Mon intervieweur a d’abord voulu que je lui parle de Philip K. Dick (sujet que je connais fort mal), puis il eut envie que j’évoque la question de la gnose chez Dick. La question de la quoi? Là-dessus, Axel sortant de la douche pénètre en slip dans le salon. Puis le journaliste veut qu’on continue dans le couloir — le minuscule bout de couloir obscur où contre un mur s’étagent les stocks VPC des Moutons électriques. Et de m’interroger en s’agenouillant contre la porte des WC… Je ne sais ce que va être le résultat de ces acrobaties physiques et verbales, mais croyez-moi, je ne vais pas essayer de me regarder!

#2256

La science avance : hier j’ai calculé les âges de Jeeves et Wooster, aujourd’hui j’ai trouvé l’église de Londres où, en bon catholique, Hercule Poirot allait certainement prier. Moi j’vous dis, je gagne pas beaucoup de sous mais je ne m’ennuie pas.

#2255

Un entretien à lire, très éclairant, d’Ayerdhal évoquant les actuelles attaques contre le droit d’auteur. Abrogation, abrogation !
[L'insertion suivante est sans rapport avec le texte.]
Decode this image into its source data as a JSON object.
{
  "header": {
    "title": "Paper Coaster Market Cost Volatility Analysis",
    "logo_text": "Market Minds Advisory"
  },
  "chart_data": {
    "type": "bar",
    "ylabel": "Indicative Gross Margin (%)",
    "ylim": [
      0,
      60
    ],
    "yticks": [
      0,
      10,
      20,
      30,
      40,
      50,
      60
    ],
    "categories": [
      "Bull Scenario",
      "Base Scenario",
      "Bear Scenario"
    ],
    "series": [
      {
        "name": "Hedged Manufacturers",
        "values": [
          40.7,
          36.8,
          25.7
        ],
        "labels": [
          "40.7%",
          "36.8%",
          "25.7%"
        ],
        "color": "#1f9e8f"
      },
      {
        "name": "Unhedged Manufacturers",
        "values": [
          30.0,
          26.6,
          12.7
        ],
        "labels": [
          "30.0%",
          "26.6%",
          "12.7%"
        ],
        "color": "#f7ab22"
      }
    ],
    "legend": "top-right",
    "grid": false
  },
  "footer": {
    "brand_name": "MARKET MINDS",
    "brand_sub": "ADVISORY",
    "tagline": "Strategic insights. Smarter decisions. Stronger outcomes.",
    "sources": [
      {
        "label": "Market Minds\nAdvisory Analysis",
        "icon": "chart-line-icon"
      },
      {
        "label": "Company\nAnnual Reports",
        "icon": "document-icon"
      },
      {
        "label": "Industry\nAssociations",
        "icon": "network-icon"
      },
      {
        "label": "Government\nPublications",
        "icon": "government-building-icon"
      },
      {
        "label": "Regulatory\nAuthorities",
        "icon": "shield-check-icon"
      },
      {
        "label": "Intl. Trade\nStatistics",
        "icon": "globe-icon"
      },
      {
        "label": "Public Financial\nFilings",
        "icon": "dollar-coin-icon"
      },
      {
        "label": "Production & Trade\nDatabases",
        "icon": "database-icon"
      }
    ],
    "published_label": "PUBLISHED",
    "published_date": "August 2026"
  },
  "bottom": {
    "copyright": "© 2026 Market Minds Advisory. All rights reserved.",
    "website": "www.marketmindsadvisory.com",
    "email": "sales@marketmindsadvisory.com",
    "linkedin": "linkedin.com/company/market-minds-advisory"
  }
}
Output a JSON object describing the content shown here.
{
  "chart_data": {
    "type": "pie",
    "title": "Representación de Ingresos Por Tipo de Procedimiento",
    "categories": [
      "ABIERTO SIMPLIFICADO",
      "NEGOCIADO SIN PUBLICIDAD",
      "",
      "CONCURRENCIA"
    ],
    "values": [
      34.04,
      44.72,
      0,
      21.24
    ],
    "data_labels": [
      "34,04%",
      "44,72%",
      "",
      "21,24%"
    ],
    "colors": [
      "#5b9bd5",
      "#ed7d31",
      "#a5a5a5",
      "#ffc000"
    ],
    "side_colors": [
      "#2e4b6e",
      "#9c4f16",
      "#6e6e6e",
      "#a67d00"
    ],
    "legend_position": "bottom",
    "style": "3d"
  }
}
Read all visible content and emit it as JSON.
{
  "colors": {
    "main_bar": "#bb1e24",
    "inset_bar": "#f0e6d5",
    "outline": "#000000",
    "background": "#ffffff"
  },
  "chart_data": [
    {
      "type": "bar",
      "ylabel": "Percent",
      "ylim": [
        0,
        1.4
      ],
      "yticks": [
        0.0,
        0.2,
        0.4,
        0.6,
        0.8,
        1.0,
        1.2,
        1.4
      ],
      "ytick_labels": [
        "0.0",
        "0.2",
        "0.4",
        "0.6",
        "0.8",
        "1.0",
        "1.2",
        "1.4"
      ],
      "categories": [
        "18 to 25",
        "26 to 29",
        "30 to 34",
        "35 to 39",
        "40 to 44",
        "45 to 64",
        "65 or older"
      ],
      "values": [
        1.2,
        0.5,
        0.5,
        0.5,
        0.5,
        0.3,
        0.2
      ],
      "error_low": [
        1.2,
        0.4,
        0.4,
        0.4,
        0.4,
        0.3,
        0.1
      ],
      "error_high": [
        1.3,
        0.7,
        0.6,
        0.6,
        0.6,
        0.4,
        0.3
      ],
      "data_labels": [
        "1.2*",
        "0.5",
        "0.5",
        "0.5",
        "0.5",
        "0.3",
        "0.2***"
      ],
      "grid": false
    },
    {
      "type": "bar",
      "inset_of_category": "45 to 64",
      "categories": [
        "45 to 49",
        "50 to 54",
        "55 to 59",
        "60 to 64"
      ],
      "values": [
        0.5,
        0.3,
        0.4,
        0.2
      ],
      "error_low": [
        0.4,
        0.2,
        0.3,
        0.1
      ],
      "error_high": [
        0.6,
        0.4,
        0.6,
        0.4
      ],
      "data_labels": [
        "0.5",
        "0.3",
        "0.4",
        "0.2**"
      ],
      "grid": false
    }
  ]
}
Et j’ai bien d’autres questions, tiens, sur tout cela. Genre, le gouvernement socialiste agira-t-il dans le sens de la défense des auteurs, ou bien laissera-t-il le puissant lobby des grands éditeurs imposer ces lois et accords iniques? Le gouvernement socialiste reviendra-t-il aussi à la TVA du livre à 5,5%, comme promis par le candidat Hollande, ou bien cèdera-t-il au lobby puissant des libraires, qui se foutent complètement que les auteurs voient leurs royalties diminués d’autant? Le gouvernement socialiste imposera-t-il les PME, et donc les petits éditeurs indépendants, à 15% contre 33% actuellement, comme l’a promis le candidat Hollande? J’attends de voir… fit-il encore sceptique.

Et suis ravi que le syndicat d’auteurs SELF soit sur le point de renaître.